Pore sizes are typically on the order of nanometers for many shale and tight rock oil reservoirs. Such small pores can affect the phase behavior of in situ oil and gas owing to large capillary pressure. Current black-oil simulation practice is to alter the unconfined black-oil data for a fixed mean pore size to generate confined black-oil data with a suppressed bubble-point pressure. This approach ignores compositional effects on interfacial tension and the impact of pore-size distribution (PSD) with variable phase saturations on capillary pressure and phase behavior.
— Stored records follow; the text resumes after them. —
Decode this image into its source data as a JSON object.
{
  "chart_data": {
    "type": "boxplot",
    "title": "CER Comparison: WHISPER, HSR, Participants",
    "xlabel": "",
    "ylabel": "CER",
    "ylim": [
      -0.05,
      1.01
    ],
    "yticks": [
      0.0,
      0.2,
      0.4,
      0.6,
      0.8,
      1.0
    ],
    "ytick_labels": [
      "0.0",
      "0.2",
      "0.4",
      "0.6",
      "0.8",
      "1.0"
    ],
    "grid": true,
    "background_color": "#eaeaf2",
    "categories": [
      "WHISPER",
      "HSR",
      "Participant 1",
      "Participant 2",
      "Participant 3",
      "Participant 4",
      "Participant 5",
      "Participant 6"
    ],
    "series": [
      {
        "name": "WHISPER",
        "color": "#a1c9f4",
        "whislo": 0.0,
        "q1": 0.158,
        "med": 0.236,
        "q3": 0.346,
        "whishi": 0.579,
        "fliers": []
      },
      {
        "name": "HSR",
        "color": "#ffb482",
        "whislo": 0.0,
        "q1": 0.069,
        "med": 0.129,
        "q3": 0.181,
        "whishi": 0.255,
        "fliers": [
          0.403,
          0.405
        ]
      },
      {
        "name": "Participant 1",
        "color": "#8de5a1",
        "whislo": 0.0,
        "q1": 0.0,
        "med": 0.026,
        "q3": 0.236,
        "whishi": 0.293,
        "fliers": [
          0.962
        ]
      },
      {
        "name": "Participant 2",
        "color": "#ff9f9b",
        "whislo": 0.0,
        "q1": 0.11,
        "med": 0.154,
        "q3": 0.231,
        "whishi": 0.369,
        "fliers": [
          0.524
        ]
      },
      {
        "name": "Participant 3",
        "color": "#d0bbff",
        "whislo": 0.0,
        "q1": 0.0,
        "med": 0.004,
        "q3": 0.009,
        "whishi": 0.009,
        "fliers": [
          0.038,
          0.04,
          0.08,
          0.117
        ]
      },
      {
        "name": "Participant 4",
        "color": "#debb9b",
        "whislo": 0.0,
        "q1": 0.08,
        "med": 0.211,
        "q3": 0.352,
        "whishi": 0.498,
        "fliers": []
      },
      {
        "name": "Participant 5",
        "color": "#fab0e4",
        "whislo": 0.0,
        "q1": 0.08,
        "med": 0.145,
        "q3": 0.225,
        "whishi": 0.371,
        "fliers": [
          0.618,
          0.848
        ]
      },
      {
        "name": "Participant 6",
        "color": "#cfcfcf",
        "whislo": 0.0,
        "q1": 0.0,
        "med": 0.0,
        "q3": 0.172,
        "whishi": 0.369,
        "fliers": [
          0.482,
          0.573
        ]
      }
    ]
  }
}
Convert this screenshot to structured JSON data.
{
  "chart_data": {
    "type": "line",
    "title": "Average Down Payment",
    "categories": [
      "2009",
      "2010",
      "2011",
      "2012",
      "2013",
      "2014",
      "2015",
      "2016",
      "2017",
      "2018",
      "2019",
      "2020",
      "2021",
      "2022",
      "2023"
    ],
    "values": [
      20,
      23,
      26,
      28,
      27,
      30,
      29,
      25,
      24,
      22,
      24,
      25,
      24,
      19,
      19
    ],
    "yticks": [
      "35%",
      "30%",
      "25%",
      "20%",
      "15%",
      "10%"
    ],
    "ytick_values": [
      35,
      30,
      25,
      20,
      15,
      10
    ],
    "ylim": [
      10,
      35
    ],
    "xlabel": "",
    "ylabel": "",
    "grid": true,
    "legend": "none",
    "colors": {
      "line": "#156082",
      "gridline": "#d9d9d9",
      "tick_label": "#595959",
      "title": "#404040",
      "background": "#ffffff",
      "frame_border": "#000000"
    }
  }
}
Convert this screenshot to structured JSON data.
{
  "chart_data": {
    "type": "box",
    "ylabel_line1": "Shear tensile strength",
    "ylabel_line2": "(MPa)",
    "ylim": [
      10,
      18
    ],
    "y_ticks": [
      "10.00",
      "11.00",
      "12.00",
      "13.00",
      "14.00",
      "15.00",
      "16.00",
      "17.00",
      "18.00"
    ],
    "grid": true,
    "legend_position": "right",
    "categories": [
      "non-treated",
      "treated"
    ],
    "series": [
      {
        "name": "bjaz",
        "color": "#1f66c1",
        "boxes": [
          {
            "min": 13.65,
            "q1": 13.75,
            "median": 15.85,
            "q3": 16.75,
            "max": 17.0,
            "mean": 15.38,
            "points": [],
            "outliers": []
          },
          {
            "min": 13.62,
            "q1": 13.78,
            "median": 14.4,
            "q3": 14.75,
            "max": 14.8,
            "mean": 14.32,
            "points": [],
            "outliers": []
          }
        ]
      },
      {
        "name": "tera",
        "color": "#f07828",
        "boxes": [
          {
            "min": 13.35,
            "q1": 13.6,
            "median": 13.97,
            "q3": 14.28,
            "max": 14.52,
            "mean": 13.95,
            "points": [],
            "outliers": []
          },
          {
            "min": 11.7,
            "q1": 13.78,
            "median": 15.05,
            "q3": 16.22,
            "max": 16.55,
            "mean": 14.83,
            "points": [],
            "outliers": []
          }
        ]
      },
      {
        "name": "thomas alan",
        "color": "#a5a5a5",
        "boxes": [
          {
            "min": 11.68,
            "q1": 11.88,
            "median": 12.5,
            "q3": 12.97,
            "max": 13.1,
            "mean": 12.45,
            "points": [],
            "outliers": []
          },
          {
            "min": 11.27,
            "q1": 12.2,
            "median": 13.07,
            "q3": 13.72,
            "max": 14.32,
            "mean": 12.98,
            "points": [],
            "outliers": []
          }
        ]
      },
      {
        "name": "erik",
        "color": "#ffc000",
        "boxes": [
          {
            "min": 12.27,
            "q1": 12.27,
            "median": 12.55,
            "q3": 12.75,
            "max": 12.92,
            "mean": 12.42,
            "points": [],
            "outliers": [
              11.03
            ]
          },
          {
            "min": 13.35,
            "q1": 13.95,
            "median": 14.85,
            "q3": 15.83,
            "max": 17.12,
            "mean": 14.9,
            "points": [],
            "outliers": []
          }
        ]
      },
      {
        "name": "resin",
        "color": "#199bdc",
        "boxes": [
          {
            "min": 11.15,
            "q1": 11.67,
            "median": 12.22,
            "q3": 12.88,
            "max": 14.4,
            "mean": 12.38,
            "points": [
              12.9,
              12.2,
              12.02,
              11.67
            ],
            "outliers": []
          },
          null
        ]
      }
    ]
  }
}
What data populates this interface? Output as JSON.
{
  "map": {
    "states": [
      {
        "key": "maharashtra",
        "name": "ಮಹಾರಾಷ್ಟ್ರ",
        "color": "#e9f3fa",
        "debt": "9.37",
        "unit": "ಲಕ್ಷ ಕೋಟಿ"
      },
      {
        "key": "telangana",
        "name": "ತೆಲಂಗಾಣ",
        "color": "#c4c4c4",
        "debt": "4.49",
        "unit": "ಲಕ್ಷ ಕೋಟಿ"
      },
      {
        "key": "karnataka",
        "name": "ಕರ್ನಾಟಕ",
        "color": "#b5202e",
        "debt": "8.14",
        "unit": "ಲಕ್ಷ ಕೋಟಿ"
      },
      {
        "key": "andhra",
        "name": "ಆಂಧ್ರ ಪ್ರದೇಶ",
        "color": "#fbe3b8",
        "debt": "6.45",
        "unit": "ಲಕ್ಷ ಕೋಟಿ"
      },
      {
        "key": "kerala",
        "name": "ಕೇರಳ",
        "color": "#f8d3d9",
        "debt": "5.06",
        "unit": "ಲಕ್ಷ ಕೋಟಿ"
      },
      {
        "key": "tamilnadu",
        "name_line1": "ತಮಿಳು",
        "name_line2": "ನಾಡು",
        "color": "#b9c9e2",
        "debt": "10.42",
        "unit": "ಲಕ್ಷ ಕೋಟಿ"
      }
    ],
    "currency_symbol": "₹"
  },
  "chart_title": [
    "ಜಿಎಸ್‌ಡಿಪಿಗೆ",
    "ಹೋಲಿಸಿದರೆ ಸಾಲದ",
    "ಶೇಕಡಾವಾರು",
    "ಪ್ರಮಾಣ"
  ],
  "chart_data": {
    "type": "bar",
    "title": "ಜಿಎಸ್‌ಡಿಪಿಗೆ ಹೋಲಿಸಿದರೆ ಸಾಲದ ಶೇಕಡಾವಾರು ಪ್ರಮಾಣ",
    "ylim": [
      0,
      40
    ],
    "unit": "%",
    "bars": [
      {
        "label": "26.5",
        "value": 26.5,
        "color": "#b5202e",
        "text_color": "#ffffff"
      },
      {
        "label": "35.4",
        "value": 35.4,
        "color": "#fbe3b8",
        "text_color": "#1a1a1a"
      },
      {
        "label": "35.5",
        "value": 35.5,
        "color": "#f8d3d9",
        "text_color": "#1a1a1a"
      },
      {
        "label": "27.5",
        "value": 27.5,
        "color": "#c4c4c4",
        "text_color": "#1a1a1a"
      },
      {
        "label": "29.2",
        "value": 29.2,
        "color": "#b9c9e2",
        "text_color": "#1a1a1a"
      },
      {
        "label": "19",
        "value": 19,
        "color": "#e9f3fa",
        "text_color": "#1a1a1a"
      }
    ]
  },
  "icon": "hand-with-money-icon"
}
In this paper, we develop a compositionally-extended black-oil model where we solve the compositional equations (gas, oil, and water components) directly so that black-oil data are a function of gas content in the oleic phase and gas-oil capillary pressure. The principle unknowns in the variable bubble-point fully-implicit formulation are oil pressure, overall gas composition, and water saturation. Flash calculations in the model are non-iterative and are based on K-values calculated explicitly from the black-oil data. The advantage of solving the black-oil model using the compositional equations is to increase robustness of the simulations owing to a variable bubble-point pressure that is a function of two parameters; gas content and capillary pressure. Leverett J-functions measured for the Bakken reservoir are used to establish the effective pore size-P_c-saturation relationship, where the effective pore size depends on gas saturation, which is the non-wetting phase saturation. The input fluid data to the simulator, e.g. interfacial tension (IFT), phase densities and viscosities, are pre-calculated as functions of pressure from the Peng-Robinson equation of state (PREOS) for three fixed pore sizes. During the simulation, at any pressure and saturation, fluid properties are calculated at the effective pore radius by using linear interpolation between these three data sets. We compare the results of the compositionally-extended black oil model with those of a fully-implicit eight-component compositional model that we have also developed. The results for the Bakken reservoir show that including PSD in the model can increase estimated recoveries by nearly 10% for initially undersaturated reservoirs while the increase can be over 100% for initially saturated reservoirs. Capillary pressure significantly increases the original oil-in-place (OOIP) for reservoirs that would otherwise be initially saturated leading to larger oil production.